You do not force marriage on an unwilling couple. If they are not compatible, the marriage will collapse. Ex-President Goodluck Jonathan organised a marriage course for Nigeria called National Conference in 2014. He could not implement any outcome of the course before he left office in 2015.

President Buhari is rigid about renegotiating the terms of our corporate existence as a nation. Perhaps, restructuring does not serve his interest. But for how long are we going to cage ourselves in this manner?

Re: Efi Igbo, SMEs and the Heritage example

I thank God for your shift too from the Nigeria’s unending problems to inspiring situations that can lift souls. Your outing last week was revealing as well as encouraging. Not many people are aware that Heritage Bank exists, not to talk of encouraging youth with business interests. It is through your writing that I had a recall to numerous Ehi Igbo in my childhood days. They used to be very smooth, fat with shiny black colours or spotted with white.
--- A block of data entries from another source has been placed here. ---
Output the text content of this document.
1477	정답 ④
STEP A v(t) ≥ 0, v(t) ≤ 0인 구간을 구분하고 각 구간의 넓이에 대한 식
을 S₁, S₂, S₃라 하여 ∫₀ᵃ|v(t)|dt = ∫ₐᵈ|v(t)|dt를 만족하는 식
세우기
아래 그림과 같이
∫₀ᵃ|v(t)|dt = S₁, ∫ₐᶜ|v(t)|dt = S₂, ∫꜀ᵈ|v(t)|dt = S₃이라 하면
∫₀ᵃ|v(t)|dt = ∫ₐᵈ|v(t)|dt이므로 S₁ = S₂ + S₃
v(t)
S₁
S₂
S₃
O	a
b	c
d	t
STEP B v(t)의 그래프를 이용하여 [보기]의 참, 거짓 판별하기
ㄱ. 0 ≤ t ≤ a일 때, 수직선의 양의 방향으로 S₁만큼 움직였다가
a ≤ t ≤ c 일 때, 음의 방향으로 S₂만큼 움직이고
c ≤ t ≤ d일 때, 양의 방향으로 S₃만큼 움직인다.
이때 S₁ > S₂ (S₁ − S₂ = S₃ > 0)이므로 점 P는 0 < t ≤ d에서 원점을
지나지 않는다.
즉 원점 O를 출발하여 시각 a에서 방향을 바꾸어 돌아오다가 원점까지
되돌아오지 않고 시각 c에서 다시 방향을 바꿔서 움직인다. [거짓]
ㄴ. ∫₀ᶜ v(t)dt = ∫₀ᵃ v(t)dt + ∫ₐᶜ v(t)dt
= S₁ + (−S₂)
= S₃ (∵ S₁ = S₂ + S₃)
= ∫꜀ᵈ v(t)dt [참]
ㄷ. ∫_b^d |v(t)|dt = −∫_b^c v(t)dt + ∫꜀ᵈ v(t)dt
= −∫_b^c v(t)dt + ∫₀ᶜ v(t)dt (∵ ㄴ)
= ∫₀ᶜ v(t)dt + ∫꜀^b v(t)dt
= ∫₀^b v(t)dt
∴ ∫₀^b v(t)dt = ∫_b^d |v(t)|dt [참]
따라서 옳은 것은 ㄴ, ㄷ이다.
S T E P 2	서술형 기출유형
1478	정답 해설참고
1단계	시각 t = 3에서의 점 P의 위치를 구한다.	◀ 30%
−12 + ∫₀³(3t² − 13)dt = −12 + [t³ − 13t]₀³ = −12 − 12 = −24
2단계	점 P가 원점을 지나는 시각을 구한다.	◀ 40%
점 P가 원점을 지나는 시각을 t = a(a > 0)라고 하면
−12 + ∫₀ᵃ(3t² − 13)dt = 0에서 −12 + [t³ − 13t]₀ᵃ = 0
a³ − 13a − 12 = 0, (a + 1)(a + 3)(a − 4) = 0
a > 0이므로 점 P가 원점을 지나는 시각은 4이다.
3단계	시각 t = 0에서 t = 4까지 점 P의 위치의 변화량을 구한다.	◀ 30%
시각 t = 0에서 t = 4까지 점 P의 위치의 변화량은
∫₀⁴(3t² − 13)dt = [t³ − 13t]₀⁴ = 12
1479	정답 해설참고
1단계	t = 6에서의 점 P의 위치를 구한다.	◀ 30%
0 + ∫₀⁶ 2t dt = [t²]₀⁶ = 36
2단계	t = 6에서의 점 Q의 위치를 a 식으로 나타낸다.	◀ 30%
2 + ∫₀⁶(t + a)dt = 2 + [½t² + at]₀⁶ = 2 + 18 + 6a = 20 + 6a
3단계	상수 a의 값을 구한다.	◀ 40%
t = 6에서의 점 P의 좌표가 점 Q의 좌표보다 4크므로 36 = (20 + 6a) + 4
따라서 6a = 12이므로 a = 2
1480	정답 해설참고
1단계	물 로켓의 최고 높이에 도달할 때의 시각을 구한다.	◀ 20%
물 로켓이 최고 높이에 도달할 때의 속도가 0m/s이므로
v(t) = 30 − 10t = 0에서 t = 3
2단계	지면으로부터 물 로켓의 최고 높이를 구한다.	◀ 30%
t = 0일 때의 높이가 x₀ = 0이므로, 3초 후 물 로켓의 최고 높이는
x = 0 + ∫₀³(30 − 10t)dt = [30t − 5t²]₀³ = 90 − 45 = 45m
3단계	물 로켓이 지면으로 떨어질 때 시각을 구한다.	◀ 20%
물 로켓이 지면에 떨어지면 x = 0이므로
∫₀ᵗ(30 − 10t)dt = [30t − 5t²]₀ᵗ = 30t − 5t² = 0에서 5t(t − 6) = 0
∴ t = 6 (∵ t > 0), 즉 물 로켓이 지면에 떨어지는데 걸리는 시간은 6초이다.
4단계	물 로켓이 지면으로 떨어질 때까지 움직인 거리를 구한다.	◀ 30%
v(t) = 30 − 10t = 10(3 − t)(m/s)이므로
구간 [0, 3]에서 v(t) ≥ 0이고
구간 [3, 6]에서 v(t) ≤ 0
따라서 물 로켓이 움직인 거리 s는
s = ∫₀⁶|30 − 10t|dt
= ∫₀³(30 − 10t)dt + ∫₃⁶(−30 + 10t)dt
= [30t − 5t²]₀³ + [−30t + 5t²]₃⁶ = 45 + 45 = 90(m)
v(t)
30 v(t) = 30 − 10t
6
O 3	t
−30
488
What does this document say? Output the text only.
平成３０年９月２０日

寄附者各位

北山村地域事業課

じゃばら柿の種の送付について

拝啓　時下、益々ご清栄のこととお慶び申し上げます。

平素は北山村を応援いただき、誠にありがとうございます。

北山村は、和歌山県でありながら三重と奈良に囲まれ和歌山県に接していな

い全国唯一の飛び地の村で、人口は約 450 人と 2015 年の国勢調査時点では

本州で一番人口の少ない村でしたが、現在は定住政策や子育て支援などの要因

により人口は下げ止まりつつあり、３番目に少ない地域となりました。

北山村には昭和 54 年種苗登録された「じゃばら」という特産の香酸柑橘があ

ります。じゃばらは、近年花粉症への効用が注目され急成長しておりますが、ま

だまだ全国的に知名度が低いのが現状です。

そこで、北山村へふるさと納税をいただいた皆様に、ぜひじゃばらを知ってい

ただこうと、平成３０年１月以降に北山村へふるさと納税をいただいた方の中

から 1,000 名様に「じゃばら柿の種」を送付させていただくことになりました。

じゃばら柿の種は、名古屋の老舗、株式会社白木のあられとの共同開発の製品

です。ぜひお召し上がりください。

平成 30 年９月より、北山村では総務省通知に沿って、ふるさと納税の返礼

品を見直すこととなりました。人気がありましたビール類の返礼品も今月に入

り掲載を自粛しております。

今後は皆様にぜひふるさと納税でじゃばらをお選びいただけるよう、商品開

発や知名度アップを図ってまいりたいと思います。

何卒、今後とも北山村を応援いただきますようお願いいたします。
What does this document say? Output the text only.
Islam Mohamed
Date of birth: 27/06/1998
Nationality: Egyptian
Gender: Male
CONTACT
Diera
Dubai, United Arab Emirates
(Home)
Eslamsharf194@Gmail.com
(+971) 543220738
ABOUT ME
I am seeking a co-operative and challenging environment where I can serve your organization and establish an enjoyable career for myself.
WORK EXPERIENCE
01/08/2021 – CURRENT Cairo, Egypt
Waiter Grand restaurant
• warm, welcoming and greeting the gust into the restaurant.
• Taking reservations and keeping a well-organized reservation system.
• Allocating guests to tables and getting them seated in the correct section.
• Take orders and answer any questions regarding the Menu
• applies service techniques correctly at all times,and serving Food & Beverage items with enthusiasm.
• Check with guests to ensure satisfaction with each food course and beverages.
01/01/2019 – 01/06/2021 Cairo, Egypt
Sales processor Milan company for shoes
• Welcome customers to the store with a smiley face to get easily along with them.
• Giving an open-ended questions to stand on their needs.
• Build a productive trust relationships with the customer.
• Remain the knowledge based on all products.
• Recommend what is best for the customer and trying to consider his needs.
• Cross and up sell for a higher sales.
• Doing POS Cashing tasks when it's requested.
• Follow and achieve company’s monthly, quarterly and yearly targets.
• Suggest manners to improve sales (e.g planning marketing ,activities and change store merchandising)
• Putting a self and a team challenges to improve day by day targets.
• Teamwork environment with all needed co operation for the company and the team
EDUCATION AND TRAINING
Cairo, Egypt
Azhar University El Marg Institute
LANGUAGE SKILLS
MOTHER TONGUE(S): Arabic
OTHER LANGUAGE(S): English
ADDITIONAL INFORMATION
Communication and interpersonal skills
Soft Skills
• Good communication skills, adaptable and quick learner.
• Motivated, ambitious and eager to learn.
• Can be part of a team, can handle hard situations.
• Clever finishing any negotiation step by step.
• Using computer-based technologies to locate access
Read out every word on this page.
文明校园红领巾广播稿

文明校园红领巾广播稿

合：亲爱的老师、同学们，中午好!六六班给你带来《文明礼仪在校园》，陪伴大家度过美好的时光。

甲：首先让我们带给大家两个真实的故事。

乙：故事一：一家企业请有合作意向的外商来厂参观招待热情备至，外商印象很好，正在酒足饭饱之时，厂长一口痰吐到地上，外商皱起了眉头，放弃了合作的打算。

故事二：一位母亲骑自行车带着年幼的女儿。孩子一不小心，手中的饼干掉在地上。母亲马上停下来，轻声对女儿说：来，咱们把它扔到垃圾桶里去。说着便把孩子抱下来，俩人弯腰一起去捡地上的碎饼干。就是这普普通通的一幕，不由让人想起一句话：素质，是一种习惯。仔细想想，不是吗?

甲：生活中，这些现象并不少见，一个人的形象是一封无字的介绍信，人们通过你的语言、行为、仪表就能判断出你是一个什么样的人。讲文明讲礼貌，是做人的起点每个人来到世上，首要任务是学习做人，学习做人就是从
There are several other areas of life one can venture into to make life interesting and more suiting. I thank you once again for a beautiful shift.

– Pastor Livy Onyenegecha, Ibekuta-Ibeku, Okwuato, Aboh-Mbaise, Imo State, 08036174573

You have reinvigorated the minds of Igbo nation towards the rearing of muturu cattle breed, otherwise called Efi Igbo, Ehi Igbo or Eshi Igbo, so that we can tell the heartless and rampaging Fulani herdsmen that we can do without their zebu or ndama breed, otherwise called Efi Hausa. I have stopped patronising butchers dealing in Efi Hausa and substituted it with chicken, fresh fish and ice fish, pending the supply of muturu breed to cattle market. Some people can even substitute zebu and ndama breed with pork meat, snail and bush meat. Throughout the civil war we did not taste zebu.

– Mr. Chinedu Ekwuno JP, 08063730644

My brother, your column of last Monday was insightful and timely, if only Igbos will think inward and learn their lesson from Nigeria/Biafra civil war and think home because Nigeria is sitting on a keg of gun-powder, waiting for a time to explode. They have sent their lackey again, Sowore, who knows the next person?

– Smart, Abakaliki, +2348160638941

Despite years of delay, Golden Guinea Brewery coming back to life with the help of financial institutions, which Abia state government could not do for years, is a welcome development. There are so many organisations established by Dr. M.l. Okpara and Dr. Ibiam that went under that need to be revamped to create jobs for unemployed Nigerians, especially in the South-East region.